Is it possible to get a pic of the outside of the auger support?
On my honda there is a bolt that pulls everything together.


----------



## bergs (Nov 26, 2013)

there is only the 3 mounting bolts. there is no bolt in the center like on yours. I can't get a pic because its at my parents house about 60 miles away.


----------



## Thump_rrr (Dec 22, 2013)

Is it possible that the bolt is on the inside and has snapped or stripped?
Just a guess.


----------



## bergs (Nov 26, 2013)

I found this pic of the identical machine online:


----------



## nt40lanman (Dec 31, 2012)

seems like when it jammed, it maybe bowed the side(s) out? I'd straight edge them to see which is bowed and I'd try and beat it back into place, maybe even a touch further to keep it tight.


----------



## Kiss4aFrog (Nov 3, 2013)

Well, I cringe saying this but it looks like it's good on the right side and you need to "bend" the left side in a quarter of an inch + .
Because metal has a memory and wants to return to it's shape you'll likely need to pull the auger out or at least pull the left and right side support bearings and see if you can tilt it enough while gently using a big hammer and chunk of wood to bend the left side of the auger housing back to where it needs to be to reduce the excessive clearance on that side. You just won't be able to bend it enough with everything assembled.
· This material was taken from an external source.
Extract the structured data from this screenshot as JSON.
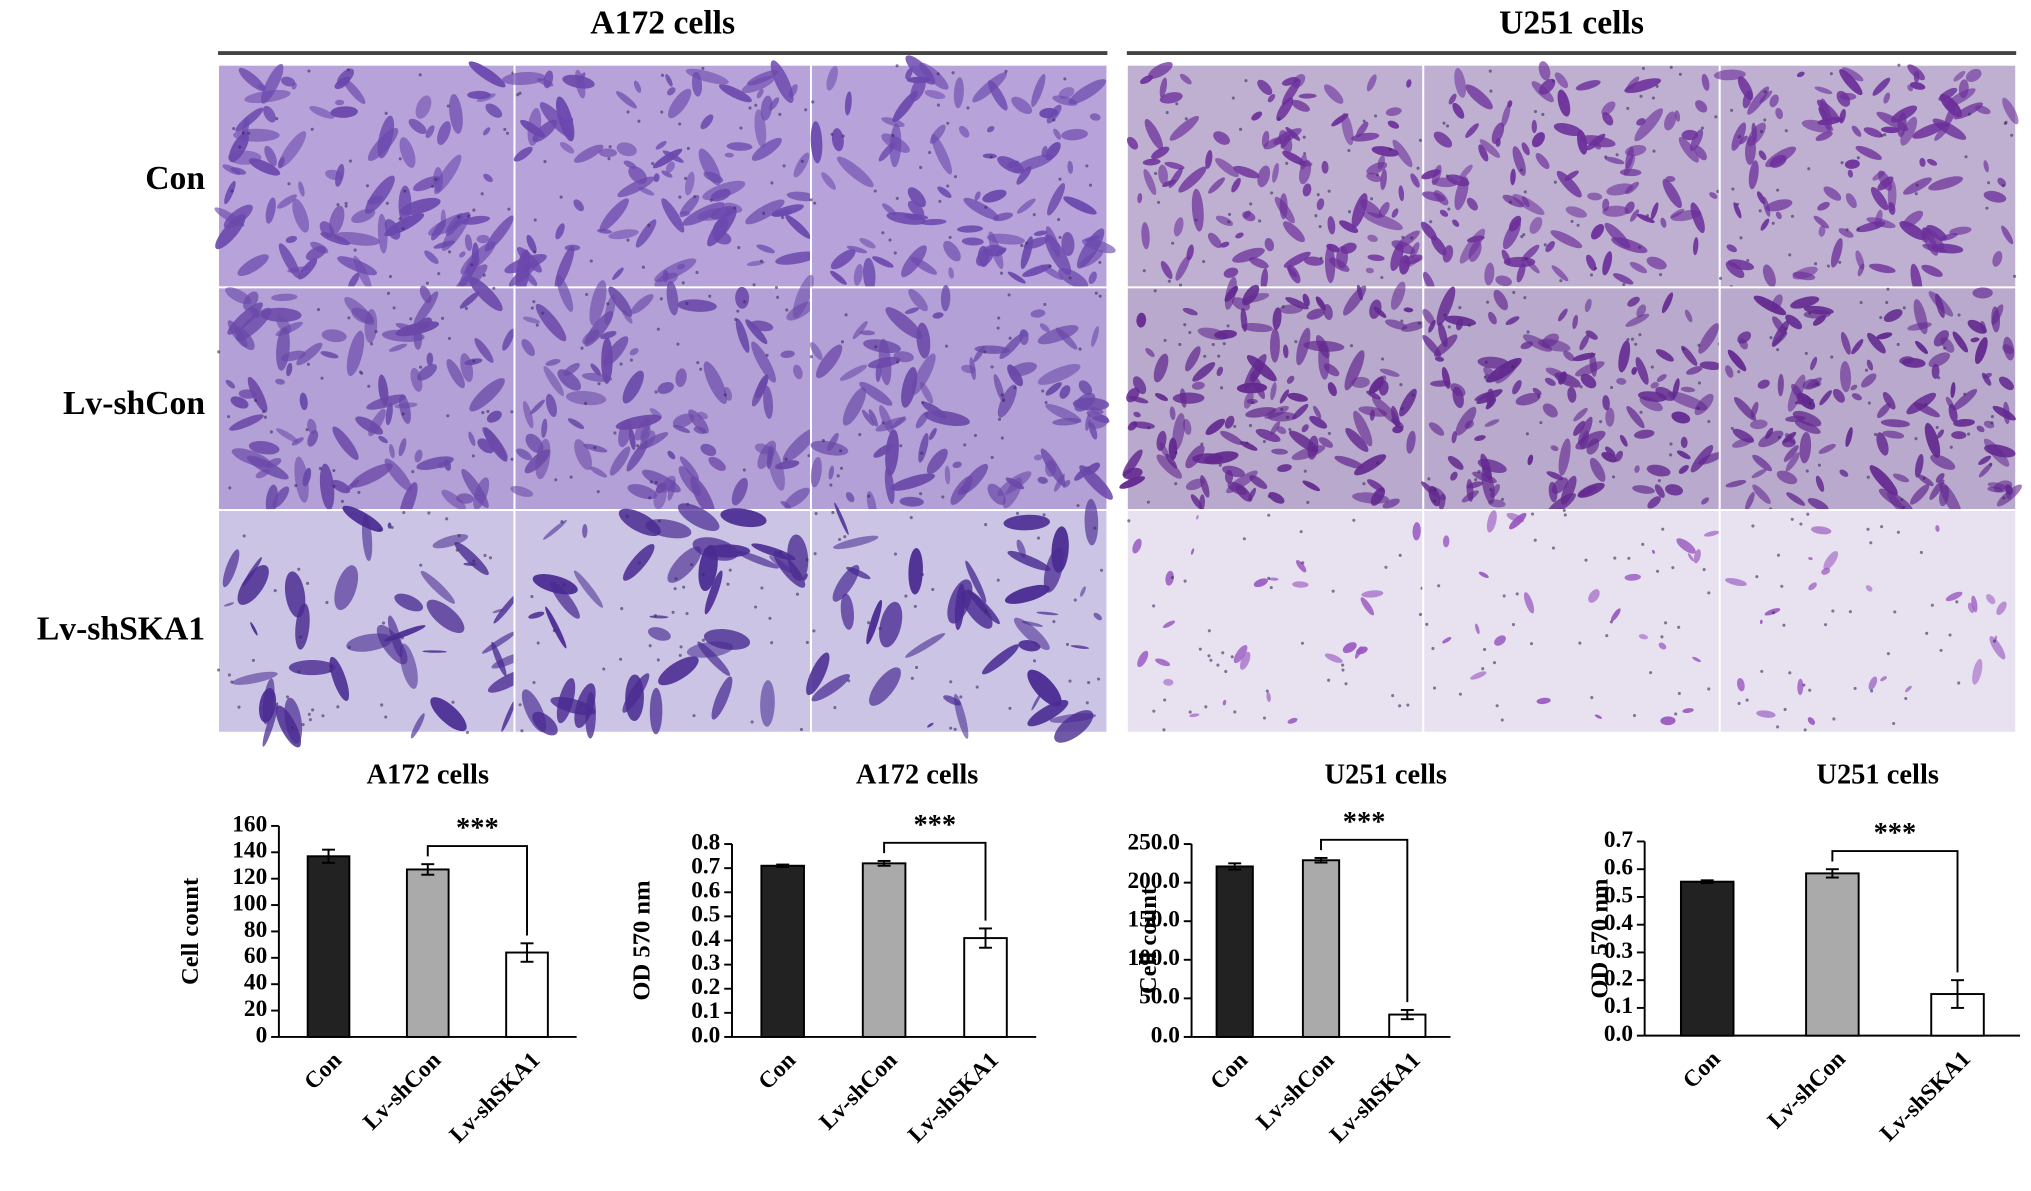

At least you didn't do this


----------



## Shryp (Jan 1, 2011)

Yea, my old Ariens has those center bolts on the sides as well. I wonder if after you get things bent back in to place if you would be able to drill and tap a hole on each side of the auger shaft.


----------



## cdestuck (Jan 20, 2013)

I'm sure you're going to have to pull the whole auger assm out of the housing to use a ratchet strap to bend this all back in place. Or perhaps a quicker fix would be to make a shim or washers to put between the flange and housing to bring in the flange a bit.


----------



## Kiss4aFrog (Nov 3, 2013)

Washers under each ear of the bearing would be a good temp fix till warmer weather.


----------



## Shryp (Jan 1, 2011)

Oh, I like the ratchet straps and washers idea. Good job guys.


----------



## nt40lanman (Dec 31, 2012)

For the ratchet strap trick, I'd use eyelets through the mount bolt holes to pull it together, then whack a piece of wood near the top and rear edges to set the bend. Otherwise you're just stretching it.

For a shim, I'd recommend a piece of plate steel with 3 holes drilled for better stability and support of the end bushings.


----------



## bergs (Nov 26, 2013)

Yea thanks everyone. I'll stick some washers behind the flange and also try to straigten it too


----------



## 69ariens (Jan 29, 2011)

Do I see a big crack on the left side rear housing ? If the left side is bent out of shape she will pull a part.


----------